2015-03-20 05:58 AM
I know DMA acts as a channel where the CPU gets bypassed while data is transferred between Memory/ Peripheral,and in the mean-time CPU can execute useful operations..
But my question is ...
If the DMA transfer is going-on the DATA-BUS will be acquired by the DMA controller, So if the CPU needs to fetch/retrieve data for any operation it needs the access to data bus where it will be used by the DMA data transfer. So how exactly we can say that DMA offloaded the CPU?
#spi #stm32 #dma #dma #bus-matrix2015-03-20 07:37 AM
DMA can contend with the CPU for bus resources, the bus matrix localizes traffic so that occurs less frequently. The operation is done more rapidly, and uses less resources. It can be done at rates that exceed the CPU's ability to perform the operation.
If the CPU does all the work you're sucking up it's entire bandwidth, both execution and data. With a load-store architecture the CPU has to read every thing into itself, and then write it back out. DMA is effectively point-to-point copies the data, or where the same buses are involved via a temporary holding register.DMA is pointless for single byte transfer lengths, you'll spend more time setting it up than doing actual work. Get to 100+ bytes, the setup time is fractional. With circular modes there's only one setup penalty.2015-03-20 10:34 AM
On the newer STM32s (F2 and later) there are multiple SRAM regions which can operate in parallel, where the CPU avoids a DMA collision by operating out of CCM or SRAM2 at the same time DMA transfers to SRAM1. With some good allocation strategies the DMA becomes an essentially ''free'' operation, no impact on CPU operation.
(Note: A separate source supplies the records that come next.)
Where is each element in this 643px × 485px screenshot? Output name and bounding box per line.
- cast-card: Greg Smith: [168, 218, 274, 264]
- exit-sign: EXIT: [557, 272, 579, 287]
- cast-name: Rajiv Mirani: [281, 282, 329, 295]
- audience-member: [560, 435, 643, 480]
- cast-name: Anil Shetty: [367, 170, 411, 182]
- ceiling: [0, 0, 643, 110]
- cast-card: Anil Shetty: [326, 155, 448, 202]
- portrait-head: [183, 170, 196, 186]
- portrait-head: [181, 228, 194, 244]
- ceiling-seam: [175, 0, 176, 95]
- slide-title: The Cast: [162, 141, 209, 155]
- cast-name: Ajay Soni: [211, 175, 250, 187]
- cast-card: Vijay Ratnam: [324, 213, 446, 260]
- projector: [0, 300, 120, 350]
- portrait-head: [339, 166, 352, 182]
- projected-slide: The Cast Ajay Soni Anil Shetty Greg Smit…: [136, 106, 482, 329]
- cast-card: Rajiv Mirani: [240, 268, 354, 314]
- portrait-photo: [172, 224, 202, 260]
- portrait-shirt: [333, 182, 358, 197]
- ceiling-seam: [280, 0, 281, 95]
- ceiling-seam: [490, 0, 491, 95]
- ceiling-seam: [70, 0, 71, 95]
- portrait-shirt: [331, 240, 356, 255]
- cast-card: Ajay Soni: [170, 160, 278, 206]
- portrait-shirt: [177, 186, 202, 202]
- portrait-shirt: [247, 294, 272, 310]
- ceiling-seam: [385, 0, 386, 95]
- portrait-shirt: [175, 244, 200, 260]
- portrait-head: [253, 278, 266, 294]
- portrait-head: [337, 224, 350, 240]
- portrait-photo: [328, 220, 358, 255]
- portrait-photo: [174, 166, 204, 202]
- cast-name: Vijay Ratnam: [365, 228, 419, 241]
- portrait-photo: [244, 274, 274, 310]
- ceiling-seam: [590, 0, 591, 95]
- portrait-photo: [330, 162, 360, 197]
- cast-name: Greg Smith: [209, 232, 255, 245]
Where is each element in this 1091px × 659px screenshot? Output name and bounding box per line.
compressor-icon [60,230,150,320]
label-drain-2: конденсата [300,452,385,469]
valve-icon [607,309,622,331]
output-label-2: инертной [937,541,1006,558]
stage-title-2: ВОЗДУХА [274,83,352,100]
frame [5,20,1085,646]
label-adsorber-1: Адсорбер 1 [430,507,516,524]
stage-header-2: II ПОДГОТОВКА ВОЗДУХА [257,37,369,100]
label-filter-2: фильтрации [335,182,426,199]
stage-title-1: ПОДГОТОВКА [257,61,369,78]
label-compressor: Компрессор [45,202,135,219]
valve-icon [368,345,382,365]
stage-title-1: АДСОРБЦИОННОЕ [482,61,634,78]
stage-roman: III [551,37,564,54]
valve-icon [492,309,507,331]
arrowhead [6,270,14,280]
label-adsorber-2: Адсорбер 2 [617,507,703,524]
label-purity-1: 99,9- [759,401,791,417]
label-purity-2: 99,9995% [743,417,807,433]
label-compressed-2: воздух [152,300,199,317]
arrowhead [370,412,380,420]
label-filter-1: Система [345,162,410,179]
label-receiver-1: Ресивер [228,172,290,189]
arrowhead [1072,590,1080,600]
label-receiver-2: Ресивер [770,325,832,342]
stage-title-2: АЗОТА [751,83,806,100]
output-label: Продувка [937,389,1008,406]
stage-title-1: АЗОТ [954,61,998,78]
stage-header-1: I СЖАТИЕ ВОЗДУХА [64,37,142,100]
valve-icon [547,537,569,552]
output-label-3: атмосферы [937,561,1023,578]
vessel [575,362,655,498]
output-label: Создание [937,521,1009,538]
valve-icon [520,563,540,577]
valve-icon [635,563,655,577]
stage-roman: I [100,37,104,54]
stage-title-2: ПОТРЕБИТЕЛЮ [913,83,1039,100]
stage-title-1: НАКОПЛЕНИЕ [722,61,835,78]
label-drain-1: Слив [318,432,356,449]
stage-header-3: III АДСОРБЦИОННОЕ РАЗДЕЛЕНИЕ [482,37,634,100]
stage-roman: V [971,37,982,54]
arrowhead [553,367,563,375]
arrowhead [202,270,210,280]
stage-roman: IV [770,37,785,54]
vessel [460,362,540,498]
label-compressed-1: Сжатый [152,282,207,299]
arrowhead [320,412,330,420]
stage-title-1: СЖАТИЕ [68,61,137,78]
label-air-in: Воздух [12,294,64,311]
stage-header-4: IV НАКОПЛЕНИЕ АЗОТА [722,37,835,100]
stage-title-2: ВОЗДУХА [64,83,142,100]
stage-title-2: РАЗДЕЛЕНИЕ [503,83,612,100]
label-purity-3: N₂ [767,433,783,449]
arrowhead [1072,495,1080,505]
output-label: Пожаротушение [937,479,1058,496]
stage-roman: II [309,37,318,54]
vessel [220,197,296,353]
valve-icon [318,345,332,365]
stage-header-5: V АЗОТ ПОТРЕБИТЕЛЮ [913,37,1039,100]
Also on later STM32s the DMA can perform packing/unpacking and FIFO burst modes to minimize bus collisions. For example, transferring 16 bytes to a USART the DMA can burst transfer four 32 bit words (assuming it's aligned) from RAM and then unpack 16 bytes to the USART. On the F1 this would require 16 DMA bus accesses, one per byte. One possible collision versus 16 possible collisions. In my experience one of the more significant ways to offload the CPU is using DMA to transfer long strings to a USART. Console output can be time intensive when it's an interrupt per byte, especially at higher speeds. At 115Kbaud the interrupt rate is around 11 thousand per second if streaming data at full speed, and 4x as many if running an RS-485 interface at 460Kbits/sec (that's only about 22usec per byte IRQ service time). DMA offloads that to one (DMA complete) or two (adding a USART transmission complete for last byte shifted out) interrupts. Anytime you can reduce interrupts by 5 orders of magnitude it will make a difference. Jack Peacock2015-03-25 06:09 AM
I've read in some blogs that , in burst mode a block of data is transffered which makes the cpu inactive,
But as per your comment, the CPU can still work with the data in the second SRAM region (CC SRAM) , Am I right?2015-03-25 07:19 AM
Yes that's one of STs big selling points, the bus matrix. I can run code from flash, heap and stack in CCM, ADC DMA conversions to SRAM1 and USART DMA transfers from SRAM2, all in parallel. CPU and DMA don't collide since they are on separate buses (course I/O does collide if on same APB or AHB bus but that's minor).
Even if using burst mode with CPU collisions the arbitration time is reduced since there is one arbitration between CPU and DMA for up to 4 words at a time, as opposed to an arbitration for each byte (as many as 32:1 reduction) for, say, a USART TX DMA transfer. CPU can work with any memory region. DMA has some limits (no CCM access, DMA1 can't do memory to memory) but those limitations are minor and easily worked around. Jack Peacock2015-03-25 08:37 AM
Thanks,
So does the DMA controller in ST supports 1. Cycle stealing Mode 2.Burst Mode 3.Transparent Mode All thsese above modes ?2015-03-25 08:48 AM
Pretty sure it doesn't do (1). It either gets unfettered access, or in the case of contention it arbitrates, or simple waits for the other master to finish what it's doing. It's going to be hard to model or predict in absolute terms as a lot of things interact, and there is caching and write buffers involved.
It doesn't do any anti-phase access compared to the CPU. The CPU will be delayed if it contends with an ongoing DMA burst.